Simplification, for example, is no doubt an efficient way to install a fender on an assembly line, but it invites population explosions among pests and torrents of insecticide applications throughout the American heartland.

The remedy, Kellogg researchers confirm, is a return to plant diversity, nature’s enthralling kaleidoscope. A recent study led by researchers from Kellogg and Michigan State University (Werlinga et al.) puts it in specific terms:

“Habitat stability and perenniality matter. Conventional, annual cropping systems disrupt communities of soil microbes and beneficial insects through yearly tillage and use of nutrients and pesticides, reducing the ability of these organisms to cycle nutrients, remove greenhouse gases from the atmosphere and suppress pests.

“Plant diversity matters. Habitats with multiple plant species support greater biodiversity and ecosystem services compared to habitats dominated by a single plant. [Agricultural] producers could incorporate plant diversity into annual crops through the use of diverse crop rotations and cover crops.

“Landscape perenniality and diversity matter. Agricultural landscapes that contain a mix of annual crop and perennial habitats will support more species and greater rates of many ecosystem services compared to landscapes dominated by one or a few annual crops . . . Such diverse landscapes may support more types of organisms, ensuring that a decline in one species is offset by the presence of another that can fill in to provide a service.
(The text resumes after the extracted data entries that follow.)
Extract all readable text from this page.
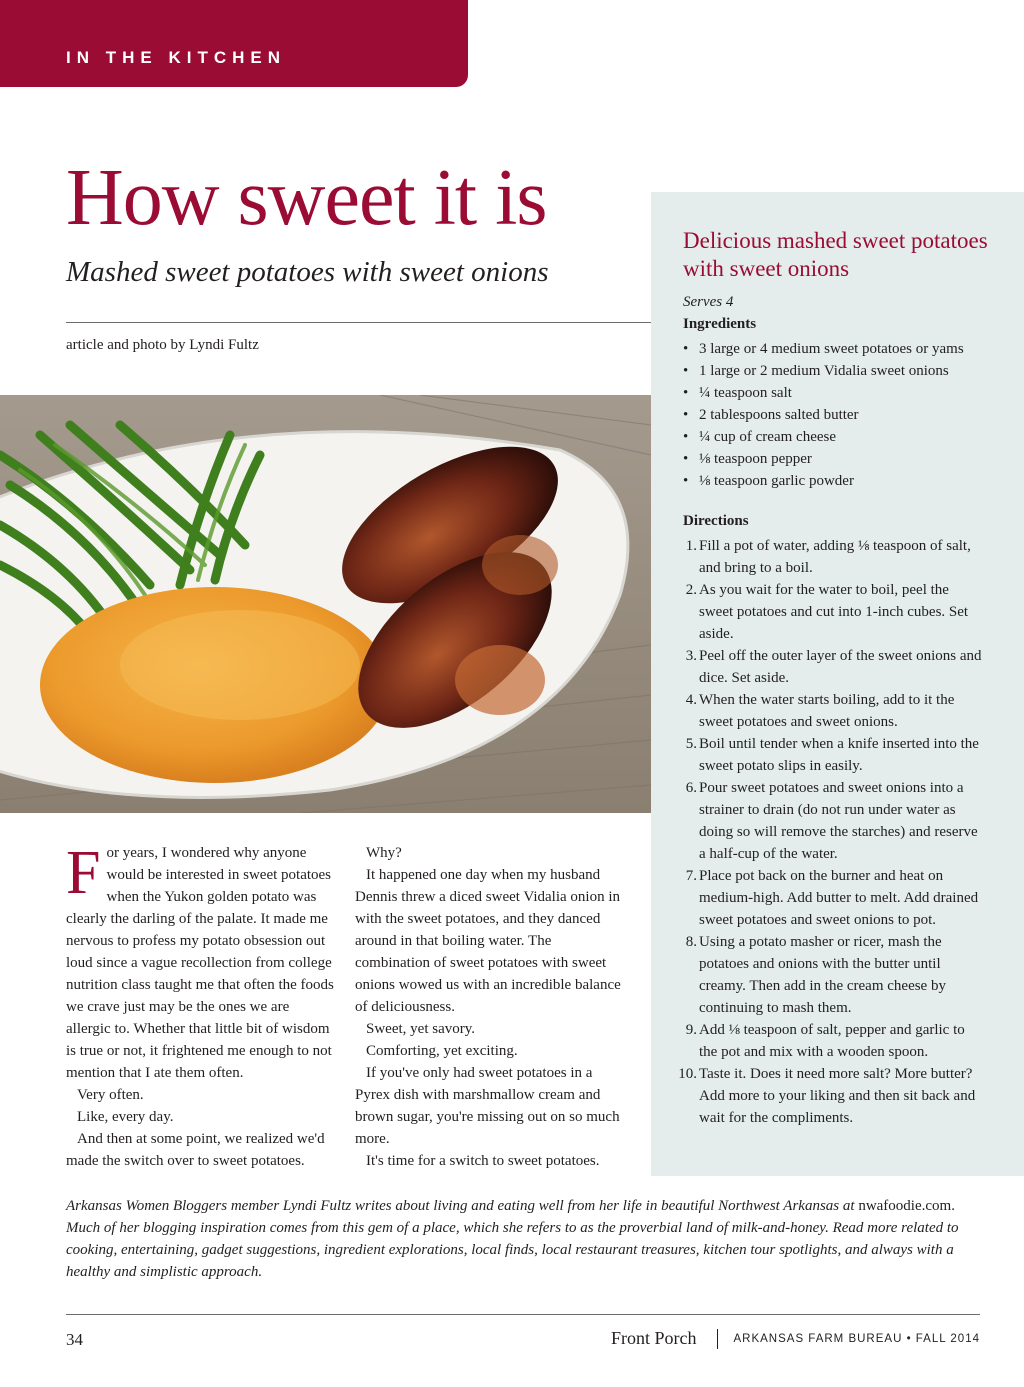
IN THE KITCHEN
How sweet it is
Mashed sweet potatoes with sweet onions
article and photo by Lyndi Fultz
Delicious mashed sweet potatoes with sweet onions
Serves 4
Ingredients
• 3 large or 4 medium sweet potatoes or yams
• 1 large or 2 medium Vidalia sweet onions
• ¼ teaspoon salt
• 2 tablespoons salted butter
• ¼ cup of cream cheese
• ⅛ teaspoon pepper
• ⅛ teaspoon garlic powder
Directions
1. Fill a pot of water, adding ⅛ teaspoon of salt, and bring to a boil.
2. As you wait for the water to boil, peel the sweet potatoes and cut into 1-inch cubes. Set aside.
3. Peel off the outer layer of the sweet onions and dice. Set aside.
4. When the water starts boiling, add to it the sweet potatoes and sweet onions.
5. Boil until tender when a knife inserted into the sweet potato slips in easily.
6. Pour sweet potatoes and sweet onions into a strainer to drain (do not run under water as doing so will remove the starches) and reserve a half-cup of the water.
7. Place pot back on the burner and heat on medium-high. Add butter to melt. Add drained sweet potatoes and sweet onions to pot.
8. Using a potato masher or ricer, mash the potatoes and onions with the butter until creamy. Then add in the cream cheese by continuing to mash them.
9. Add ⅛ teaspoon of salt, pepper and garlic to the pot and mix with a wooden spoon.
10. Taste it. Does it need more salt? More butter? Add more to your liking and then sit back and wait for the compliments.

For years, I wondered why anyone would be interested in sweet potatoes when the Yukon golden potato was clearly the darling of the palate. It made me nervous to profess my potato obsession out loud since a vague recollection from college nutrition class taught me that often the foods we crave just may be the ones we are allergic to. Whether that little bit of wisdom is true or not, it frightened me enough to not mention that I ate them often.

Very often.

Like, every day.

And then at some point, we realized we'd made the switch over to sweet potatoes.

Why?

It happened one day when my husband Dennis threw a diced sweet Vidalia onion in with the sweet potatoes, and they danced around in that boiling water. The combination of sweet potatoes with sweet onions wowed us with an incredible balance of deliciousness.

Sweet, yet savory.

Comforting, yet exciting.

If you've only had sweet potatoes in a Pyrex dish with marshmallow cream and brown sugar, you're missing out on so much more.

It's time for a switch to sweet potatoes.

Arkansas Women Bloggers member Lyndi Fultz writes about living and eating well from her life in beautiful Northwest Arkansas at nwafoodie.com. Much of her blogging inspiration comes from this gem of a place, which she refers to as the proverbial land of milk-and-honey. Read more related to cooking, entertaining, gadget suggestions, ingredient explorations, local finds, local restaurant treasures, kitchen tour spotlights, and always with a healthy and simplistic approach.
34	Front Porch	ARKANSAS FARM BUREAU • FALL 2014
In addition, any given species may meet their different needs by using different habitats (for example, some predatory beetles feed within wheat fields but shelter in grassy margins in the winter); diverse landscapes could provide for these needs.”

On the land, the most efficient economic model turns out to be not one devised by Henry Ford or Sam Walton, but rather the idea a wise band of gentlemen farmers once enshrined on the very symbol of profit and prosperity: E pluribus unum. Every great harvest draws from nature’s infinite diversity.